Dragon Keeper: Garden of the Purple Dragon
- Author: Carole Wilkinson
- Language: English
- Series: Dragonkeeper
- Genre: Children's fantasy novel
- Publisher: Black Dog Books
- Publication date: September 2005
- Publication place: Australia
- Media type: Print (hardback)
- Pages: 352 pp (first edition, hardback)
- ISBN: 0-330-44111-6
- OCLC: 73954463
- Preceded by: Dragonkeeper
- Followed by: Dragon Moon

= Garden of the Purple Dragon =

Book by Carole Wilkinson

Dragon Keeper: Garden of the Purple Dragon is a children's fantasy novel by Carole Wilkinson, published in September 2005 by Macmillan Publishers. It is the second book in the Dragonkeeper series and is followed by Dragon Moon. It is set in ancient China, during the Han dynasty, and continues the story of Ping, a slave girl turned dragonkeeper.

==Plot==
Ping is living on the top of Tai Shan mountain trying to raise Kai, Danzi's son. Ping learns that Kai can shape-change and turns into firstly a soup ladle. They are living happily until one day their goat is found with its throat slit. Hua also returns to Ping on a red phoenix's back. Ping and Kai flee but they run into the necromancer. After Hua uses his newfound powers to hold off the necromancer while Ping and Kai escape, Ping, Kai and Hua are later captured by guards and taken to Liu Che, Emperor of China, and Ping's 'friend' who drops all charges against them. Ping stays in the palace and meets Princess Yangxin and the two become friends, and the Princess begins to teach Ping how to read and write, since she is unable to do so already. Ping eventually convinces the Emperor to search for any other Dragon Keepers, as she hopes to find her family. She, Kai and Dong Fang Suo (Fatso as Kai had begun to call him) go to the village in search of the next Dragon Keeper, but they do not find Ping's family there, but a boy named Jun who is taken to be instructed as a Dragonkeeper. Ping becomes jealous when Kai seems to prefer Jun over her. During the journey back to the palace, Ping is nearly killed in an accident and left for dead, but she survives and finds her real family. After staying with them for a short time, she decides to return to the palace for Kai, but the Necromancer is there, bleeding Kai. They duel and Ping, without Kai, escapes to warn the Emperor who reveals that he is in league with the Necromancer. She is stripped of her position as Imperial Dragonkeeper and taken off to be sacrificed. During the sacrifice, Dong Fang Suo, Jun, Hua and Kai come to her aid and they defeat the necromancer though Dong Fang Suo is killed (who says it was the Emperor who ordered him and the necromancer to make the accident that almost killed Ping before he dies). While Jun takes his body away, Ping and Kai (Ping had let Hua go free with other rats) escape with Princess Yangxin, who asks them to go with her to the Duke's at the Kunlun Mountains, and the two agree, hoping to find a place to live in safety from the Empire.

==Awards==

Awards for Dragon Keeper: Garden of the Purple Dragon
| Year | Award | Result | Ref. |
|---|---|---|---|
| 2006 | COOL (Canberra's Own Outstanding List) Award | Shortlist |  |
| 2006 | Kids Own Australian Literary Awards (KOALA) | Shortlist |  |
| 2006 | Queensland Premier's Literary Awards | Shortlist |  |
| 2006 | West Australian Young Book Readers Awards | Winner |  |

== Reception ==
Booklist's Sally Estes wrote: "This sequel to Dragon Keeper (2005) is as exciting as its predecessor, and once again the tightly bonded relationship between girl and a dragon forms the story's appealing heart".

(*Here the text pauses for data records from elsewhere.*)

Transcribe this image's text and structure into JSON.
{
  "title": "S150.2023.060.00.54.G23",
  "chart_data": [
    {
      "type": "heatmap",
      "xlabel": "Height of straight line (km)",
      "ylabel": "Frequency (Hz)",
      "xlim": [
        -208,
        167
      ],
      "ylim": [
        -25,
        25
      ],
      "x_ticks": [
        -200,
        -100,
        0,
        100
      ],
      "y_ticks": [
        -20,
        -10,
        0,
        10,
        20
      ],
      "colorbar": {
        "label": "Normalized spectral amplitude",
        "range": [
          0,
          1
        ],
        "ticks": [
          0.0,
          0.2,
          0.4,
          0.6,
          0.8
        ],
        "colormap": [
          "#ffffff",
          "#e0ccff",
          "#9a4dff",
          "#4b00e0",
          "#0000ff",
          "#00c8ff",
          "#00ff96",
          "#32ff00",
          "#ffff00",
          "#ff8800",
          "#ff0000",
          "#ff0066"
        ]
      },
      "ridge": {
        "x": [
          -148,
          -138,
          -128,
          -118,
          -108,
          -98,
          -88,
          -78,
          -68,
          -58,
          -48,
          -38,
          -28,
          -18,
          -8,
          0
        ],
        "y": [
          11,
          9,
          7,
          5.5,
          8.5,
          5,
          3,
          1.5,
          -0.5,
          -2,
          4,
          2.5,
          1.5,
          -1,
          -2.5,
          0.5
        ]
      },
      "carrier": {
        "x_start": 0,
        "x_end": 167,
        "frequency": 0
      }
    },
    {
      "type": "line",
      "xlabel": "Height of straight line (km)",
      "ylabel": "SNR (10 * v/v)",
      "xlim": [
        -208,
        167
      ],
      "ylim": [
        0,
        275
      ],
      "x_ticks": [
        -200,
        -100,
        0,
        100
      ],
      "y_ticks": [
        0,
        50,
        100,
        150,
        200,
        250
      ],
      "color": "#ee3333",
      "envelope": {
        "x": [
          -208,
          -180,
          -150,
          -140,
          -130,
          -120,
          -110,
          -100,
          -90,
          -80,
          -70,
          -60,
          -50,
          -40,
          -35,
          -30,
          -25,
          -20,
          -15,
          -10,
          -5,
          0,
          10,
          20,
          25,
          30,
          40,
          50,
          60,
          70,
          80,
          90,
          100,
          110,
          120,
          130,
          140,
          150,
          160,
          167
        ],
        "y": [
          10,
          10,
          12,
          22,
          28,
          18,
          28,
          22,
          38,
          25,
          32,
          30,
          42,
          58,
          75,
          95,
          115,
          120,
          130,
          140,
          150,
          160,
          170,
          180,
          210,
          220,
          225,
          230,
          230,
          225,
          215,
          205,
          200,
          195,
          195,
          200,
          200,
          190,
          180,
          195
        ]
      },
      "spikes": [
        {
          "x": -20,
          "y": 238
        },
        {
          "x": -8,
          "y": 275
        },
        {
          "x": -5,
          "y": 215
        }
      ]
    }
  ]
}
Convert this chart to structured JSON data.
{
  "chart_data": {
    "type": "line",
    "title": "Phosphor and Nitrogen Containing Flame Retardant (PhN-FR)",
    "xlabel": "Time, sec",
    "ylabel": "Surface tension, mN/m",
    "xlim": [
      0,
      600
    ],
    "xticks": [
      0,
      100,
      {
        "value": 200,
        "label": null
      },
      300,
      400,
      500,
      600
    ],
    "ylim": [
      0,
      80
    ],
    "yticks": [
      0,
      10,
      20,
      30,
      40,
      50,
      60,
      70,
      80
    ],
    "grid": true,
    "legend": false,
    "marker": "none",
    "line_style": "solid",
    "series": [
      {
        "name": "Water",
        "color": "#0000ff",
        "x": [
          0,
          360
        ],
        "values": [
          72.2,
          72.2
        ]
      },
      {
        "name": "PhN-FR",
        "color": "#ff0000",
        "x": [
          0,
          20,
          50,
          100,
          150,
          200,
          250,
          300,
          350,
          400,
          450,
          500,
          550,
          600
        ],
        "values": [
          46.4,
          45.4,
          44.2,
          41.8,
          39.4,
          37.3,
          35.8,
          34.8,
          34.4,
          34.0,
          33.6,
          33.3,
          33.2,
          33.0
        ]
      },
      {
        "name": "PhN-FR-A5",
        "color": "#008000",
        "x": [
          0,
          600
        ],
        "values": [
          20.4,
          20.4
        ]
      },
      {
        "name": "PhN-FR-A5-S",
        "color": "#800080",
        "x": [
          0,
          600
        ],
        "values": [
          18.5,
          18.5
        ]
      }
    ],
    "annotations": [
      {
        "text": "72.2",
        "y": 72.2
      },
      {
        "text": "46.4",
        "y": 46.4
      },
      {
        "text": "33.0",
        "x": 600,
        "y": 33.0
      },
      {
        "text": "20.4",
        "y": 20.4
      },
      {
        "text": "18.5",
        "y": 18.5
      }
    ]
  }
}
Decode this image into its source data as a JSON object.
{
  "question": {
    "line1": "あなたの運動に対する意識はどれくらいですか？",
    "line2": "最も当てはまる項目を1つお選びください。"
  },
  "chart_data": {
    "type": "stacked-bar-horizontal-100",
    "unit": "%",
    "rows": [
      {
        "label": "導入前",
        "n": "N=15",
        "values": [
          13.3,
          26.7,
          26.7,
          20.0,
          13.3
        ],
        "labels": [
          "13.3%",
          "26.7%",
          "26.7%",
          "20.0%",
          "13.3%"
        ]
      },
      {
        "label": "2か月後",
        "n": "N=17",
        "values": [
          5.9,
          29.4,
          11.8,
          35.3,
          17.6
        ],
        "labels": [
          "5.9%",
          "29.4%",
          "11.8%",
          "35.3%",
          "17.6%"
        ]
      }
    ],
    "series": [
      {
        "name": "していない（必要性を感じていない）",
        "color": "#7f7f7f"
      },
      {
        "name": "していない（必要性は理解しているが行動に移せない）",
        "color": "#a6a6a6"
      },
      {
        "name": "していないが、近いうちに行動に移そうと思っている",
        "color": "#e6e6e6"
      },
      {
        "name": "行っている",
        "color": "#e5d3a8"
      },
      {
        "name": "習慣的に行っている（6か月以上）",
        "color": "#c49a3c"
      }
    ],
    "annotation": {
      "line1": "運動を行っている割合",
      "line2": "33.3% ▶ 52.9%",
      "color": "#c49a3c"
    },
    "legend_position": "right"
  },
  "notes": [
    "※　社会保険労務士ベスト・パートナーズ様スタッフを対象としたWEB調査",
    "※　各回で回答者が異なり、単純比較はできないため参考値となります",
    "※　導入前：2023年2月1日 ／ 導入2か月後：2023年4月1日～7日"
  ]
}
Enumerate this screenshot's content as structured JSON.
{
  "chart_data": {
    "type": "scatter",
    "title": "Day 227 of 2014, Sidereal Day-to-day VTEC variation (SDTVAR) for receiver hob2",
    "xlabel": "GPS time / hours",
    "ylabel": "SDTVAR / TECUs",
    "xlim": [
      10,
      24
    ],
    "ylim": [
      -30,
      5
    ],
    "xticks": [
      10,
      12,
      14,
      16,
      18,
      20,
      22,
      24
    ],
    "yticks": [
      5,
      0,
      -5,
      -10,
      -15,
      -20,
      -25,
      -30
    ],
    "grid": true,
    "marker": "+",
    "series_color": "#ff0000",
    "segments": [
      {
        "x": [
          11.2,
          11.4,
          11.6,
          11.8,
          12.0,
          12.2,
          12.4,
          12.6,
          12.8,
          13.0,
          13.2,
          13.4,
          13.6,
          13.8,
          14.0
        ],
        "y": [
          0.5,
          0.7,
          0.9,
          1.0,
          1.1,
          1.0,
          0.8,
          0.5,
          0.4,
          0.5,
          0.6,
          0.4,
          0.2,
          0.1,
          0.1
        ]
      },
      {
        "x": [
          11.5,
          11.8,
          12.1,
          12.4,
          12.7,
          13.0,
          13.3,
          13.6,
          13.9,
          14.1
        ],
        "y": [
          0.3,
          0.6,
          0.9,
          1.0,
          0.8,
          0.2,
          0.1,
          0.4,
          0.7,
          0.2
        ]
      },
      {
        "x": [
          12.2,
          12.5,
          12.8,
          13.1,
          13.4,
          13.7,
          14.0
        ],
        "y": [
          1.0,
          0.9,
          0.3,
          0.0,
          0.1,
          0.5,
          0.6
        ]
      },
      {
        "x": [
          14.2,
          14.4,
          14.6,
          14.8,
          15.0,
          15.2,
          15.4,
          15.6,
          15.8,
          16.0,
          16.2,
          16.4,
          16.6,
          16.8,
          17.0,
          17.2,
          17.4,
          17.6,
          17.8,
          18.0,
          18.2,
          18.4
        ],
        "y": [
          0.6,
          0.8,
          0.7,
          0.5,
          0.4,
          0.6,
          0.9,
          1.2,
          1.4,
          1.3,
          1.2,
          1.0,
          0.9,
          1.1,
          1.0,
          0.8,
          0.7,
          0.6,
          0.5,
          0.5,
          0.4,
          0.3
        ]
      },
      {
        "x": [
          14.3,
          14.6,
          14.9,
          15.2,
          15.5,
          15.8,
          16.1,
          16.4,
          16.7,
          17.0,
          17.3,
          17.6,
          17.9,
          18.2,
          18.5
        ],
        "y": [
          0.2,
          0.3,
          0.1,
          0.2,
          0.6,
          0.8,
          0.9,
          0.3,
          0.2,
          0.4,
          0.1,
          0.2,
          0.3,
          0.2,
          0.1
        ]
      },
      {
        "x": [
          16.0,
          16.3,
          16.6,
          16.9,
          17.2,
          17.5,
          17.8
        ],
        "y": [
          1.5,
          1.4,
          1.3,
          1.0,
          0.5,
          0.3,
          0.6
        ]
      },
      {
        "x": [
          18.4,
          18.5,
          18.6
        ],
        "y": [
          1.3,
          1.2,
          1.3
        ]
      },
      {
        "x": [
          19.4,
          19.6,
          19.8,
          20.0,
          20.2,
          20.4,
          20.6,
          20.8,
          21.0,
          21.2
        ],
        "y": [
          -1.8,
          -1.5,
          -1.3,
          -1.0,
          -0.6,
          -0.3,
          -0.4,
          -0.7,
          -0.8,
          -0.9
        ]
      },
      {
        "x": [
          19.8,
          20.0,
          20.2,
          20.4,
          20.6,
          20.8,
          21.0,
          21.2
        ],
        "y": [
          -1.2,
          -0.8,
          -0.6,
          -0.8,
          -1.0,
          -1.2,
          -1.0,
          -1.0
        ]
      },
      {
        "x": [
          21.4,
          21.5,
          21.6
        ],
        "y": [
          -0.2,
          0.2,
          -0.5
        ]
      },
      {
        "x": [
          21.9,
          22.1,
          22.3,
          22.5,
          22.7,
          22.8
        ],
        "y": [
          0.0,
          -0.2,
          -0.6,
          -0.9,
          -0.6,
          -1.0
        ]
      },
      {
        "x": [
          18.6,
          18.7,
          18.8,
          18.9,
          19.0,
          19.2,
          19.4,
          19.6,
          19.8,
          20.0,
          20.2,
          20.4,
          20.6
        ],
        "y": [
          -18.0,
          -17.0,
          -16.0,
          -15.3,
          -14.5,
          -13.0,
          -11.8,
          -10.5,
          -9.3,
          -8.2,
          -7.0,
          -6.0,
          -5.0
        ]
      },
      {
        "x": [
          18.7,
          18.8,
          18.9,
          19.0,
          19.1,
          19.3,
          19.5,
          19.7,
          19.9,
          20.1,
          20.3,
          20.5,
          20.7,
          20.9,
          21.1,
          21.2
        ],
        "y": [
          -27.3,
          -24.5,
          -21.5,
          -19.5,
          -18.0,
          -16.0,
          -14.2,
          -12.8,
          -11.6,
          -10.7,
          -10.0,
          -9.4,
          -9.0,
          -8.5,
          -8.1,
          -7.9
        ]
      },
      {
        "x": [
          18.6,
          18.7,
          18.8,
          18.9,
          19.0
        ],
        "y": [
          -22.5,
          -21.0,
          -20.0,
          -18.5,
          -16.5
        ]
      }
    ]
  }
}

School Library Journals Quinby Frank highlighted the novel's protagonist, calling Ping "an appealingly feisty heroine". Frank also noted that "the dragon's baby talk that Ping hears inside her head makes him seem more real, if a bit silly". Frank also praised Wilkinson's ability to "a vivid picture of life in the Imperial Ming Yang Lodge" but warned about some of the "horrifyingly graphic" scenes related to "the necromancer's practices".

In contrast, Kirkus Reviews called the novel "glacially paced" and noted that the main quest, which "jump-starts a chain of revelations and betrayals that culminate in a second", "ends anticlimactically".